In a development that has sent shivers down the spines of diplomatic corps and gin merchants alike, the orange-tinted demagogue across the pond has reportedly demanded a vast sum of billions to wage war on Iran. The White House, it seems, is treating the national treasury like a slot machine at a Las Vegas casino, and the jackpot is a conflict that could engulf the entire Gulf region.
This news has reached the hallowed halls of Whitehall, where civil servants are no doubt sharpening their quills and updating their risk assessments with the grim determination of men who have seen this particular film before. The British Gulf interests, those lovely little patches of sand where we park our warships and drill for oil, are now in the crosshairs of a geopolitical game of chicken.
Let us parse this madness with the clarity that only a man who has consumed a bottle of Plymouth Gin can provide.
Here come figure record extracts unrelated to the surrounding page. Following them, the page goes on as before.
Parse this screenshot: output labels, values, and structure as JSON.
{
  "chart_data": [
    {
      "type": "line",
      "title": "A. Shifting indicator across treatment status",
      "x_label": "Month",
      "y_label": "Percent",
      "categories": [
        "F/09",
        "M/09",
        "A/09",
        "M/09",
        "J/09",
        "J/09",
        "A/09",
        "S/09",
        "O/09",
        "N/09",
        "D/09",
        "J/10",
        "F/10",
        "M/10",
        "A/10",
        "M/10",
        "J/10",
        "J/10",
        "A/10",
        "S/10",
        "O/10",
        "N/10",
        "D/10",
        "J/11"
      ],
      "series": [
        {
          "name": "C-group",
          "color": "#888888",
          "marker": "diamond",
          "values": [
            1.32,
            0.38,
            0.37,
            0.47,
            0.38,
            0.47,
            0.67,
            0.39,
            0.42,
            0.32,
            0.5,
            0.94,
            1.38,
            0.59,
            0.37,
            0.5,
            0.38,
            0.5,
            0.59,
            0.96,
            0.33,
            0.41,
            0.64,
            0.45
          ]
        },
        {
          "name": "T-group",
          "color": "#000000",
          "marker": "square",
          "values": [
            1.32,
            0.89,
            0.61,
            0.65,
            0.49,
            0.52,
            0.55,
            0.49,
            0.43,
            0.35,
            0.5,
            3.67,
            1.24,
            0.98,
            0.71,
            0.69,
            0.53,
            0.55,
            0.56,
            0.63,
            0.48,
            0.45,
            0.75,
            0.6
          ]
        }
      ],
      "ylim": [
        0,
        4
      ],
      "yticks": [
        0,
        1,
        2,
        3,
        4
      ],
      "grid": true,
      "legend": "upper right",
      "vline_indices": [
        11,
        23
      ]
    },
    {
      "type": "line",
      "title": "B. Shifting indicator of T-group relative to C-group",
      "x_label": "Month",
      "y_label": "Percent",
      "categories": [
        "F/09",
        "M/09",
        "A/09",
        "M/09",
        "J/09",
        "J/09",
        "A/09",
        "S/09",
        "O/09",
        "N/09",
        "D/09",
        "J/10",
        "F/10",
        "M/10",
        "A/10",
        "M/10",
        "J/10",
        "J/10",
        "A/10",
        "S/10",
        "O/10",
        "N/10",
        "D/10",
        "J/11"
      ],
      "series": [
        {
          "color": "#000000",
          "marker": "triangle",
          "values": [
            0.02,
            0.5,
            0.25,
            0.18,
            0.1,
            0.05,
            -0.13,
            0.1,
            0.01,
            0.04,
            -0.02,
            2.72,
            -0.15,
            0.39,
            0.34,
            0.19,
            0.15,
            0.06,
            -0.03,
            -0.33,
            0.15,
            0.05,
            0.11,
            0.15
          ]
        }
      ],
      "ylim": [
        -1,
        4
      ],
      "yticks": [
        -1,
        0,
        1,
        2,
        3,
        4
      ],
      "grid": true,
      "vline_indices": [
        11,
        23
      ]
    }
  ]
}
The logic, such as it is, appears to be: Iran is bad. Iran has nukes. Or it doesn't. But we must bomb them to show them we mean business. And for that, we need money. Lots of it. Preferably from the mouths of taxpayers who will be told it's for freedom and democracy, but we all know it's for the sweet, sweet smell of petroleum.
The irony is thicker than the smog over Tehran. The man who promised to end endless wars is now demanding the means to start a new one. A war that will not end in a month, or a year, but will metastasise into a regional conflagration that will make the Iraq invasion look like a minor disagreement over parking spaces.
Whitehall's assessment will likely conclude that the British Gulf interests are at risk. This is the political equivalent of a doctor telling a patient that his lifestyle choices may have consequences. The British interests, you see, are real estate and energy. And when the bombs start falling, the real estate becomes real unstable, and the energy becomes real scarce.
The experts will wring their hands, the politicians will make solemn statements, and the public will be treated to the spectacle of grown men in suits arguing about the finer points of a war that nobody wants. Meanwhile, the Iranians will be stockpiling their own brand of defiance, and the Gulf states will be hedging their bets with the agility of a cat on a hot tin roof.
So, here we are again, dear reader. The wheel of geopolitical folly spins once more, and the British Empire's lingering shadow must decide whether to follow its master's voice or strike out on its own. The answer, as ever, is to be found in the fine print of the contracts that bind us to the American war machine. And in the bottom of a glass.
In conclusion, the demand for billions for an Iran war is a classic piece of political theatre, performed by a cast that includes a man who thinks foreign policy is a reality show. The British assessment will be thorough, it will be measured, and it will ultimately be irrelevant if the bombs start falling. But at least we will have a record, a document that future historians can use to illustrate the precise moment when sanity finally took a holiday.